A Springfield woman breaks things to make things — and it’s art.
Jeannette Hoss is a mosaic artist. Mosaic art involves creating an image or pattern with small pieces of glass, stone, tile, beads or a variety of materials.
Mosaic art has been around for 4,000 years. The Greeks raised the technique to an art form using small pieces of textured stone to create detailed scenes. Artists soon realized complicated scenes didn’t play well on floors because of wear. Tiles were used to create intricate floor patterns, and wall mosaics took on depth and brilliance with small pieces of glass placed just so to reflect light.
Hoss uses ceramic and glass pieces from dinnerware along with glass tiles. She is working with smaller items now, but she’s done a floor mosaic and is working on a large mosaic that will be a backsplash in her brother’s home.
“I buy the plates and things that end up in the mosaics at thrift stores, or people give them to me,” she said.
Sometimes a single plate is too nice to break, which leads to a little side hobby — a plate collection.
She has plates that belonged to her grandmother, and they will become part of the backsplash in her brother’s home. It isn’t a full set of plates, and rather than let them sit and gather dust, a little bit of family history will go into the mosaic.
“Some of the plates are already chipped and can’t be used, so this will re-purpose them into something,” she said.
Hoss creates the basic pattern and then assembles the large mosaic on pieces of mesh, which she attaches to the wall.
“You can break the plates, but if you want them in regular shapes you have to use tile nippers to cut them. I try to preserve the maker’s mark to use somewhere. Red and orange plates make great mosaic pieces, and those are the hardest colors to come by,” she said.

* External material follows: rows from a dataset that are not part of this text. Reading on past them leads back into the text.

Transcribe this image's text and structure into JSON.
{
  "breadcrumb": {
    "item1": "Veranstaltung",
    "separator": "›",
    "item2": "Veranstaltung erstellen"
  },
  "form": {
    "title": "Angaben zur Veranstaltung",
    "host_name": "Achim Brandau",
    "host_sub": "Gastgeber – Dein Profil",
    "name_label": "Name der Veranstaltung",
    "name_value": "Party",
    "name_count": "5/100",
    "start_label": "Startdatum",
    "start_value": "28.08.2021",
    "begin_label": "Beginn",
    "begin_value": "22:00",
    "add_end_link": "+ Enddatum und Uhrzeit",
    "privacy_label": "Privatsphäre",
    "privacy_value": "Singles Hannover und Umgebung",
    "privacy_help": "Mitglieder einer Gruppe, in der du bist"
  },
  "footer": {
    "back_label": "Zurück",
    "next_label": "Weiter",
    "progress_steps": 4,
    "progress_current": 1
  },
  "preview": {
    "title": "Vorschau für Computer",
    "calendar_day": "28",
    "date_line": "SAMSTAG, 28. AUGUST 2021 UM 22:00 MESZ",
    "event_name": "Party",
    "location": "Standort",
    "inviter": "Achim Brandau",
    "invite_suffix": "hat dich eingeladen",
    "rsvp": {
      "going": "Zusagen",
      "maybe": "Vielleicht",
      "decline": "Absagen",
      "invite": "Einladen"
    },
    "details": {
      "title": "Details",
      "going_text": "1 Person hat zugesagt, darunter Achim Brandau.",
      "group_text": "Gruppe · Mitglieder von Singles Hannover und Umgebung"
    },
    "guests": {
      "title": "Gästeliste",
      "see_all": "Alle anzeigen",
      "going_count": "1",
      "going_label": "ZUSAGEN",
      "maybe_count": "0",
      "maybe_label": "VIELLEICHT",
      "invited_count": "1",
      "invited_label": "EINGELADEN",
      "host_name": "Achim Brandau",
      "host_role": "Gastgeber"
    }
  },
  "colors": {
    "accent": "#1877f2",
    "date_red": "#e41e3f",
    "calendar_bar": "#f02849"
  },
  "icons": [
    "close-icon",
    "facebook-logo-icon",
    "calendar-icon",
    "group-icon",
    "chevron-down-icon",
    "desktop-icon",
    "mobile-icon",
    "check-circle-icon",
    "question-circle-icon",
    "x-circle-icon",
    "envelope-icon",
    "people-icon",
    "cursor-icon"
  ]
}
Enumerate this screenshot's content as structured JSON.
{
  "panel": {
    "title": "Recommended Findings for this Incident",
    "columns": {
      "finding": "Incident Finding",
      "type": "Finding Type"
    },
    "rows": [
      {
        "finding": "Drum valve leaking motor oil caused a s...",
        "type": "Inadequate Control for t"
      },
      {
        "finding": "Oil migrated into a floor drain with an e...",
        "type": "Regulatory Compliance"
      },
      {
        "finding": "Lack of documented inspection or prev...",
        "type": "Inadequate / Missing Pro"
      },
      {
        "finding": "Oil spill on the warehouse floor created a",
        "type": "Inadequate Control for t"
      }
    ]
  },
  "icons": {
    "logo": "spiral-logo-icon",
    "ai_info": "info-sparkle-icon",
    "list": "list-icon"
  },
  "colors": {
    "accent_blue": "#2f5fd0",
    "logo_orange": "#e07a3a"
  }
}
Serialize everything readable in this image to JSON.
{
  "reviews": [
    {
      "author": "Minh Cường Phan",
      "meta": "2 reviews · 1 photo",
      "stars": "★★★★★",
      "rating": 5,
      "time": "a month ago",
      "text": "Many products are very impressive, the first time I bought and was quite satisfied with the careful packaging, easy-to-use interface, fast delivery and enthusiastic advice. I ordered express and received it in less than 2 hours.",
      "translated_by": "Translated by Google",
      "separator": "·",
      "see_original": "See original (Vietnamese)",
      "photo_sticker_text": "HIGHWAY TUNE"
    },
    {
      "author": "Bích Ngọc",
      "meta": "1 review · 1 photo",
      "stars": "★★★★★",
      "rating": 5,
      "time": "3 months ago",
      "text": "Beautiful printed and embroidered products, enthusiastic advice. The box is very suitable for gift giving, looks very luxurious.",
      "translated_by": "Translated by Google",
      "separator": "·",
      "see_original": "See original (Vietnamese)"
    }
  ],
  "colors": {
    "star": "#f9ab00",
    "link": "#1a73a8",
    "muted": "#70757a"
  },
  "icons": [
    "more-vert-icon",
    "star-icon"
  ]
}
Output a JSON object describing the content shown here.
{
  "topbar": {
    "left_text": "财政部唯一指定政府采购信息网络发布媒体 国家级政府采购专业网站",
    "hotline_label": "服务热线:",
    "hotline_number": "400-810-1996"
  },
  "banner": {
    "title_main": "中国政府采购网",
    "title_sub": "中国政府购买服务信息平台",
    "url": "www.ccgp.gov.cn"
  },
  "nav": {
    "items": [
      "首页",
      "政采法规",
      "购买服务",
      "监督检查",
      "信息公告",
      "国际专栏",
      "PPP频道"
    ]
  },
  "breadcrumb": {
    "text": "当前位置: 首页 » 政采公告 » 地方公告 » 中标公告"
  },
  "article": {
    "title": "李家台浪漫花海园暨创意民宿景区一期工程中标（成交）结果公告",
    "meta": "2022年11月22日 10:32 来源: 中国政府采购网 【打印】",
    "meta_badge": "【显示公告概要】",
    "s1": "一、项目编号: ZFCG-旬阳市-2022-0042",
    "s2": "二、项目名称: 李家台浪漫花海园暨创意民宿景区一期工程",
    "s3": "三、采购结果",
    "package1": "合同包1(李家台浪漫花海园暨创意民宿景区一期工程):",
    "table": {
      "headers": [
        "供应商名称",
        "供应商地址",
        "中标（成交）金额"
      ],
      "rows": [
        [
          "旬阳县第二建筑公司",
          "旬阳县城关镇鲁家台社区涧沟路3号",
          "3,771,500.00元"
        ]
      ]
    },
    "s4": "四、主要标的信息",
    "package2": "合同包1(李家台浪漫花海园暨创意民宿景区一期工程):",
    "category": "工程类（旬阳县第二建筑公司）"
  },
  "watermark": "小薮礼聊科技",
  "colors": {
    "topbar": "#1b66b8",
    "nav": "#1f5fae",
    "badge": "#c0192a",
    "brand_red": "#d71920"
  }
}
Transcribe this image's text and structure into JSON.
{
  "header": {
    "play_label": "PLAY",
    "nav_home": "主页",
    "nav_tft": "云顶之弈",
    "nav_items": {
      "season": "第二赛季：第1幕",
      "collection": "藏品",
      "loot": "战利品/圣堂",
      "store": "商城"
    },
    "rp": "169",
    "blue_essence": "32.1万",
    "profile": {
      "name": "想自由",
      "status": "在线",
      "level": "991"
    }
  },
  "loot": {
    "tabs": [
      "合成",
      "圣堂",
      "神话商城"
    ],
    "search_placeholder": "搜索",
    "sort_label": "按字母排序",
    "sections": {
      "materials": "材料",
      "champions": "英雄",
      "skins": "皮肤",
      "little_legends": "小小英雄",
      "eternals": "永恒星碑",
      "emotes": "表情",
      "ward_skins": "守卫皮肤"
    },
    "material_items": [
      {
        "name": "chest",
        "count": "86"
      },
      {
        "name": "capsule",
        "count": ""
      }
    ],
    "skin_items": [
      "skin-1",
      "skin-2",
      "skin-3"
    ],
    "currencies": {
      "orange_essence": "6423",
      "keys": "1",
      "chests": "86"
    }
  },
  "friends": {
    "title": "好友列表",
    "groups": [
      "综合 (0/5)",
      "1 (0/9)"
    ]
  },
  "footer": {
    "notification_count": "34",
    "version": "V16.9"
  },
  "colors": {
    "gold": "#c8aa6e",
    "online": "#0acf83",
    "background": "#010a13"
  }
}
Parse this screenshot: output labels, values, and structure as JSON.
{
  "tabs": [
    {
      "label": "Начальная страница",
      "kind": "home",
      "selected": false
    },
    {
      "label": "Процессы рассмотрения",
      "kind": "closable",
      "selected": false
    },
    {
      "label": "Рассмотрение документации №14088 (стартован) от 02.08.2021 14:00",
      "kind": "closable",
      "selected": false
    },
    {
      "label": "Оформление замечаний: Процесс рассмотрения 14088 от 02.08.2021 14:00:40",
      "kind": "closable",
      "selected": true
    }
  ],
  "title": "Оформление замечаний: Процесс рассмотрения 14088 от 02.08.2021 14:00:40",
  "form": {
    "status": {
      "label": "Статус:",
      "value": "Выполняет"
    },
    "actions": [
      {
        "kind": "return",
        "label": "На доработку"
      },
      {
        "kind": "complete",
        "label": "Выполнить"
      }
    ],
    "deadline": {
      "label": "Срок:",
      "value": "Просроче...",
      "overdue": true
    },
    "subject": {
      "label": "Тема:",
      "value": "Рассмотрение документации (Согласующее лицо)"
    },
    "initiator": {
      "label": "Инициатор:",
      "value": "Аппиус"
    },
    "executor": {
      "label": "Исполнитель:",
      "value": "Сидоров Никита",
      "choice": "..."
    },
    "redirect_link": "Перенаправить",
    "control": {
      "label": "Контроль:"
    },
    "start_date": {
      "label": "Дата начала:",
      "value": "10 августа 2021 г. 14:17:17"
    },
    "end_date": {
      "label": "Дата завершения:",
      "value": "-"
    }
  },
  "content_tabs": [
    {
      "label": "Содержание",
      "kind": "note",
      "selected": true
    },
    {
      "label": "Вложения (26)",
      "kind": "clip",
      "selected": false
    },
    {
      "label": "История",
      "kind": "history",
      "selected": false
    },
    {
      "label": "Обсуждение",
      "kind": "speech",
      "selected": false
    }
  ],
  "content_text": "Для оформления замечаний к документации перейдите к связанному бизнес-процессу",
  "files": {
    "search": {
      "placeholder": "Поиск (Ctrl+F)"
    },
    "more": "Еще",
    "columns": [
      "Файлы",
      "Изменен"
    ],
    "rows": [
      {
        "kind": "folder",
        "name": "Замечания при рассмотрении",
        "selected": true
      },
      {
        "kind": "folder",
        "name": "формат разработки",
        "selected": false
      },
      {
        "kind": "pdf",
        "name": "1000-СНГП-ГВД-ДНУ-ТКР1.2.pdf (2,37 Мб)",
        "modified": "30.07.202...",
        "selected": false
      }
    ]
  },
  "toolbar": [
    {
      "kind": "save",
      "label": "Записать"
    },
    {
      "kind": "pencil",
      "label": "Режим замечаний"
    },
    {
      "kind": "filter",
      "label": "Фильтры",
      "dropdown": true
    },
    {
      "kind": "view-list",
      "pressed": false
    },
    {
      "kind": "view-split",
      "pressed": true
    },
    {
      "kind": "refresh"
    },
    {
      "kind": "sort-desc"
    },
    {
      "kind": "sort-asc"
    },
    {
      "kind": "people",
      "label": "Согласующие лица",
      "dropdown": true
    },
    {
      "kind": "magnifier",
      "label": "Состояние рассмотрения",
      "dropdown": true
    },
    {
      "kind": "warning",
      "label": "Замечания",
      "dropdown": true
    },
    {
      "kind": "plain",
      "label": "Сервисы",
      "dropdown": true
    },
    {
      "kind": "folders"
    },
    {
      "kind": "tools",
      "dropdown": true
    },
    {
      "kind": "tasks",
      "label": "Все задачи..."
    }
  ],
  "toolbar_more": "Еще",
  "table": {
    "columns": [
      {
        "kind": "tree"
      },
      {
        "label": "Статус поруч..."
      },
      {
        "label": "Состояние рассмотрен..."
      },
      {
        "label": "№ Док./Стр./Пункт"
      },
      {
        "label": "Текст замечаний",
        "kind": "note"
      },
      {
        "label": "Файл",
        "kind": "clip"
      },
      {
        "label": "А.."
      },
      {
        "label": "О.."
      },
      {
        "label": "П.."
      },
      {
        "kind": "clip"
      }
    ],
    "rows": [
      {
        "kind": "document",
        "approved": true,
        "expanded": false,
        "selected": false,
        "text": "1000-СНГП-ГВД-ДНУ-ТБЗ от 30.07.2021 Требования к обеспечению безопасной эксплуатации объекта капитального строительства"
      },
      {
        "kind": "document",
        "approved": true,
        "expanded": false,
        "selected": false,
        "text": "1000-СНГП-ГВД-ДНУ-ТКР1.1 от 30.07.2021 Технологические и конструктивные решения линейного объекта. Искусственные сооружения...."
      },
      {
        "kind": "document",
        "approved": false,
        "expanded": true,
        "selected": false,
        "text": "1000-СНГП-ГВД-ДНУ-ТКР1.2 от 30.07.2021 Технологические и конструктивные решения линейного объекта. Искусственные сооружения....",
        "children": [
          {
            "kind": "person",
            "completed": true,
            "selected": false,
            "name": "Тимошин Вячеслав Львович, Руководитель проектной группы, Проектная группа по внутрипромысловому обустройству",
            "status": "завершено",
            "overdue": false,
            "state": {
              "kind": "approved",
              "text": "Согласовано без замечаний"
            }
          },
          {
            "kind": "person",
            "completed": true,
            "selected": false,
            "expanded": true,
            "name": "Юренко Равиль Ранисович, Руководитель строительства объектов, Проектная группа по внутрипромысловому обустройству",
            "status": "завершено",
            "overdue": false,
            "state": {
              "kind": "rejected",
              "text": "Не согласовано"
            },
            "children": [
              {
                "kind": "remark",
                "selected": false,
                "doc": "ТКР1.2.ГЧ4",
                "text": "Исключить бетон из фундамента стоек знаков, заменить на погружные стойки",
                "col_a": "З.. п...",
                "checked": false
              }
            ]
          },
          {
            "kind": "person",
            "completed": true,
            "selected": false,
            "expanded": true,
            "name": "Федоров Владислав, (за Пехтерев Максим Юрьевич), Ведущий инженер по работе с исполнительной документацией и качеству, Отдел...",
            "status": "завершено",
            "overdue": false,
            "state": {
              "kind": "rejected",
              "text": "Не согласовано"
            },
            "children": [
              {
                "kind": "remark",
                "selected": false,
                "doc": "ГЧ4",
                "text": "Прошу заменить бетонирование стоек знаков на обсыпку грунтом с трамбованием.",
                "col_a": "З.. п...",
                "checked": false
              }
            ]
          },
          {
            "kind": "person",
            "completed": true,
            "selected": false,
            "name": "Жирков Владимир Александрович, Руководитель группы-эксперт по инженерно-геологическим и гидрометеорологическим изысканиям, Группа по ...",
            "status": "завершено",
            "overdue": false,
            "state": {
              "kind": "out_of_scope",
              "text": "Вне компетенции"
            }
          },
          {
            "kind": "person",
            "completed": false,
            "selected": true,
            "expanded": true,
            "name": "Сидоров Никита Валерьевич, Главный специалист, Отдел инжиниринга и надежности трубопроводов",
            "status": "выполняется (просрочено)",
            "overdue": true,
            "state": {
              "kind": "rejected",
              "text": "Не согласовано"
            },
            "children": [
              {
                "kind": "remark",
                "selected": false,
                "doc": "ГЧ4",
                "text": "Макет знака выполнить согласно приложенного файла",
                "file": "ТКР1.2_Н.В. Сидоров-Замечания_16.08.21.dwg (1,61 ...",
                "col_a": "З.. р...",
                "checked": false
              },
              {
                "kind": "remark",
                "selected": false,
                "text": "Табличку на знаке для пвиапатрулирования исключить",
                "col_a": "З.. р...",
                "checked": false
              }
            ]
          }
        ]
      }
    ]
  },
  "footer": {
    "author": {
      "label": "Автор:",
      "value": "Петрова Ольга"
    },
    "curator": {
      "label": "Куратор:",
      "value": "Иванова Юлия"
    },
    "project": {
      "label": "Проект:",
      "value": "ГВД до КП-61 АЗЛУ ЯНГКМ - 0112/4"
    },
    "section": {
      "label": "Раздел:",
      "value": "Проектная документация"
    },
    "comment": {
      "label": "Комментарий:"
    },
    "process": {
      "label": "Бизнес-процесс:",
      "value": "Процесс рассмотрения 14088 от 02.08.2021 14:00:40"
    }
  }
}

“I draw the basic design and then start shaping the pieces. It’s like putting a puzzle together, and sometimes it sort of takes a life of its own. You can start with the basic design and then the shape of the pieces can move you a different way,” she said. Hoss likes using swirl patterns because it puts movement into a piece.
“The way you space the pieces can change the design. You can make a line with the grout or glue and then space the pieces out a certain way to get the design the way you want it,” she said. “You can make the grout part of the design if you want.”
The feel and look of a piece can change when a color is added, she said. “Sometimes the tiles just want to go a certain way in the design, and sometimes it’s the color that takes it a certain way,” she said.
Hoss said sometimes she starts a piece and then puts a picture on the Internet to get feedback before she continues. She also works in ceramics but prefers slab construction to working on a wheel.
“You can make the designs on the clay and then put it together quickly. It’s better for instant gratification,” Hoss said with a laugh.
“I think ceramics are interesting because the clay looks so different before you fire it. You can glaze it and expect it to look like something, and then the heat changes it.”
A ceramic medallion or two might find its way into a mosaic; Hoss stays flexible that way.
She said she’s not sure if she wants to try to open a studio in the future or just keep working from home. Right now, her work area is a delicious hodgepodge of colored tiles, plates, adhesives and works in progress.
“I don’t know what I want to be doing in five years,” Hoss said. “I want to be creative, happy and doing something beneficial.”